Paris, le mercredi 26 juin 2019 – Plusieurs actions
judiciaires devant les tribunaux administratifs ont été engagées
ces derniers mois par des particuliers soutenus par des
associations de défense de l’écologie afin que soient reconnues les
carences de l’Etat en matière de lutte contre la pollution
atmosphérique. Hier, une première décision a été rendue (alors que
d’autres sont attendues dans les jours qui viennent) par le
tribunal administratif de Montreuil.
160 000 euros
Le tribunal avait été saisi par une femme agissant en son nom
et au nom de sa fille mineure ayant habité pendant plusieurs années
à Saint Ouen à proximité du périphérique.
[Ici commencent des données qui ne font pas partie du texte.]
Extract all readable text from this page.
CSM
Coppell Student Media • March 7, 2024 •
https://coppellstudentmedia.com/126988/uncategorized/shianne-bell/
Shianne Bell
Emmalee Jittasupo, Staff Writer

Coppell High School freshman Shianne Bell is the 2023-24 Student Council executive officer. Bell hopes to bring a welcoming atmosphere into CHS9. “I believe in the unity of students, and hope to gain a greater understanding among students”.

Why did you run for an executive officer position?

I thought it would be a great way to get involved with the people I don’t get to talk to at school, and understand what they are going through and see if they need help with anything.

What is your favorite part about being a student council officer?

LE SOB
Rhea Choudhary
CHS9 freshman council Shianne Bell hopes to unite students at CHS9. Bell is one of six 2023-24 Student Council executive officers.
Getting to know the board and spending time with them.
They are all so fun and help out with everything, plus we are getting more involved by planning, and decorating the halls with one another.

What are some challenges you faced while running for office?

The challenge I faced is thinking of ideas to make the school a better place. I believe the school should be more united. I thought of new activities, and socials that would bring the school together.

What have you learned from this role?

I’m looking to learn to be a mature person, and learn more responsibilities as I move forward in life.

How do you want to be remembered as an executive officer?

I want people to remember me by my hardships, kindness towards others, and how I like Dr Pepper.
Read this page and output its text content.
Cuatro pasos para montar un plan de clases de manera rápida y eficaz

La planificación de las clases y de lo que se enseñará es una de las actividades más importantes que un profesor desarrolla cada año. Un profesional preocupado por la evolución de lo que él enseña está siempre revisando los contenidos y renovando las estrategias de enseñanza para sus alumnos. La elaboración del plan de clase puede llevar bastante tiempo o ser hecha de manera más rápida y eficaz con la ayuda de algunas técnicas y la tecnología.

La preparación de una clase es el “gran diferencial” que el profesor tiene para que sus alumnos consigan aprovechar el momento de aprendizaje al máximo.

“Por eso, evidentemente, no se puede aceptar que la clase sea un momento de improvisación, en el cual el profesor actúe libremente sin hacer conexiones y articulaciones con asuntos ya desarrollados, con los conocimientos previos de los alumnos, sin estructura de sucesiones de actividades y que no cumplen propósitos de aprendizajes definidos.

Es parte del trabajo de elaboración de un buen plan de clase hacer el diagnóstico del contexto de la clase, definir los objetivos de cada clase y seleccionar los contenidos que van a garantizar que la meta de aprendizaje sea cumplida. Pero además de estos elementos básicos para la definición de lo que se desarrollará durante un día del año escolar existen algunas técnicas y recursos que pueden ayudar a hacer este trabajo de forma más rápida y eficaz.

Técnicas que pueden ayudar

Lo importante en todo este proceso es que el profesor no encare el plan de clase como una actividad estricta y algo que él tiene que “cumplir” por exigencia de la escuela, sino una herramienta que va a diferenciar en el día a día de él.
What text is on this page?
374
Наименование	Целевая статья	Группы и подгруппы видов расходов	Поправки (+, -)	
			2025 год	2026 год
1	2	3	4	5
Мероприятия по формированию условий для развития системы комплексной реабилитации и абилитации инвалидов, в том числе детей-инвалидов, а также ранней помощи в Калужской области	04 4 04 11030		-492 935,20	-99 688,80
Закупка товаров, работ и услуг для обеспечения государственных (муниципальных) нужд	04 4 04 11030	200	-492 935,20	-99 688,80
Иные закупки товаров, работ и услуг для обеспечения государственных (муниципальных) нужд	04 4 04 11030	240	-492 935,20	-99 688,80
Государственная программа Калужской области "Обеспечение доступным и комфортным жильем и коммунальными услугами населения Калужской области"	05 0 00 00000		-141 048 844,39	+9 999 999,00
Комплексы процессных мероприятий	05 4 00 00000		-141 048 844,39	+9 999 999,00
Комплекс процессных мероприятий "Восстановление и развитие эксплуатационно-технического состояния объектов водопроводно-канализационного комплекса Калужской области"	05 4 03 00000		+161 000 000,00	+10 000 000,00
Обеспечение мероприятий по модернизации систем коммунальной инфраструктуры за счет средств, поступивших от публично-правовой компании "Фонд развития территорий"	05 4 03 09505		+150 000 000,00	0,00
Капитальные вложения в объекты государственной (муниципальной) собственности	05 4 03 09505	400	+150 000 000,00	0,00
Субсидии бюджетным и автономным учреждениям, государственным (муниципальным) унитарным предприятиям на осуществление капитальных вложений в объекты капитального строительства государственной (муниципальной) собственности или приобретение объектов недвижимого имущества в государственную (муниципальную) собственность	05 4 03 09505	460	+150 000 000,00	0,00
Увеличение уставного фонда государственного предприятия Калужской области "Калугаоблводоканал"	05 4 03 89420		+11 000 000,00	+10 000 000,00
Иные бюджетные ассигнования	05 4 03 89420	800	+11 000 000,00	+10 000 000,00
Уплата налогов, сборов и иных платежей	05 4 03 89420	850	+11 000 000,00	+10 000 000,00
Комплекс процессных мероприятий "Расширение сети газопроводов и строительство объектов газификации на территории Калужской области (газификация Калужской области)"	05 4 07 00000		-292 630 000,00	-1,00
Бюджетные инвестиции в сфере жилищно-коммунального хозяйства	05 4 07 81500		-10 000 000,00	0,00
La plaignante demandait
au tribunal de « condamner à l’État à leur verser, en réparation
des préjudices qu’elles ont subis du fait de la pollution
atmosphérique, une somme totale de 160 000 euros ». La mère et
son enfant souffrent en effet de "bronchites chroniques" et
d’asthme qu’elles attribuent en partie à la pollution, d’autant
plus que leur état se serait amélioré depuis leur déménagement à
Orléans. La plainte se concentrait notamment sur la gestion de
l’épisode de pollution de décembre 2016, dont différents
spécialistes avaient considéré qu’il a pu favoriser l’aggravation
de certaines pathologies respiratoires. Elle visait d’une manière
plus générale l’insuffisance des mesures contre la pollution
déployées en Ile de France entre 2012 et 2016.
Ça va mieux, mais ça aurait pu être encore mieux !
Constatant que les « seuils de concentration de certains
gaz polluants ont été dépassés de manière récurrente entre 2012 et
2016 dans la région Ile de France », le tribunal en déduit que
le « plan de protection de l’atmosphère pour l’Ile de France (…)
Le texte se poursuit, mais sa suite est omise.